E' quanto afferma, Costantino Fittante, presidente del Cetro Riforme, Democrazia e Diritti. "Ancora una volta - prosegue - siamo costretti a sottolineare che, al di là dei proclami e delle esaltazioni, in città non è stata debellata l'organizzazione mafiosa. Le operazioni di polizia con decine di arresti, i processi con condanne pesanti ed esemplari, risultati significativi conseguiti grazie all'impegno profuso dalle forze dell'ordine e dalla magistratura inquirente e giudicante, non sono stati sufficienti per bloccare, ridimensionare e annullare le attività delinquenziali della 'ndrangheta lametina. Le indagini ed i processi in gran parte sono partiti e sono il frutto delle dichiarazioni dei pentiti.

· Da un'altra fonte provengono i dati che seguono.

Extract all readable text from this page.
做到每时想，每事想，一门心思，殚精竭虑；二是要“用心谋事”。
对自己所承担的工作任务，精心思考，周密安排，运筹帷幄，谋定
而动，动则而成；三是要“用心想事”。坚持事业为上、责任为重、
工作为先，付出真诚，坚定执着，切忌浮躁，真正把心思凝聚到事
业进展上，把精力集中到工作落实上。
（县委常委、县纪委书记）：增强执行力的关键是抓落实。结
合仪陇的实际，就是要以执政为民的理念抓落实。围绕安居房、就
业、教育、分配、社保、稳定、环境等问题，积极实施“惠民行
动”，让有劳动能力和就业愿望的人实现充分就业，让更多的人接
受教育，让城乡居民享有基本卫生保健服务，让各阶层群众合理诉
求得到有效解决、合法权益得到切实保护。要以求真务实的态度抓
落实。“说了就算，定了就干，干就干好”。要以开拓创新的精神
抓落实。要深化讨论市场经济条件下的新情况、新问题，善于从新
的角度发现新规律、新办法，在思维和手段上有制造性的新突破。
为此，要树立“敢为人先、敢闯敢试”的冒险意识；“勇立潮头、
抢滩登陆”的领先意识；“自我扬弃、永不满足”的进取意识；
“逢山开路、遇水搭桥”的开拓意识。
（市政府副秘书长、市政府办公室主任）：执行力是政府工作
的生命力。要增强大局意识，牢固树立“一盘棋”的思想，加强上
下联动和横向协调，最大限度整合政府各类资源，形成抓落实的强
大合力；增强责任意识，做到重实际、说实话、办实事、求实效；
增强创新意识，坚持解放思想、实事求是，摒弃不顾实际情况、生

Sono mancate le dichiarazioni dei commercianti e degli imprenditori assoggetttati al "pizzo" e alle estorsioni. Delle poche denunce presentate nel corso degli anni, ha retto solo quella di Rocco Mangiardi il quale ha denunciato e testimoniato, mentre poche altre hanno avuto significativo effetto a favore dell'accusa e altre addirittura sono state ridimensinate e svuotate in sede processuale dagli stessi imprenditori che le avevano presentate. Si è assistito e si assiste all'azione efficace degli inquirenti e ai silenzi, all'indifferenza e tolleranza della società civile. Bisogna essere consapevili che senza una decisa e organizzata azione dei cittadini, delle organizzazioni che li rappresentano (sindacati, associazioni di categoria, partiti, associazioni culturali,ecc.), delle Istituzioni locali, i cui rappresentanti non si possono limitare ad esprimere generiche "solidarietà", non si vince la battaglia di civiltà necessaria per debellare la 'ndrangheta. Allora - conclude Fittante - chi ha maggiore responsabilità pubblica si attivi, chiami a raccolta i Comuni del circondario ed i soggetti citati, per mettere in campo una serie di iniziative di contrasto civile all'azione della 'ndrangheta per sconfiggere la cultura mafiosa".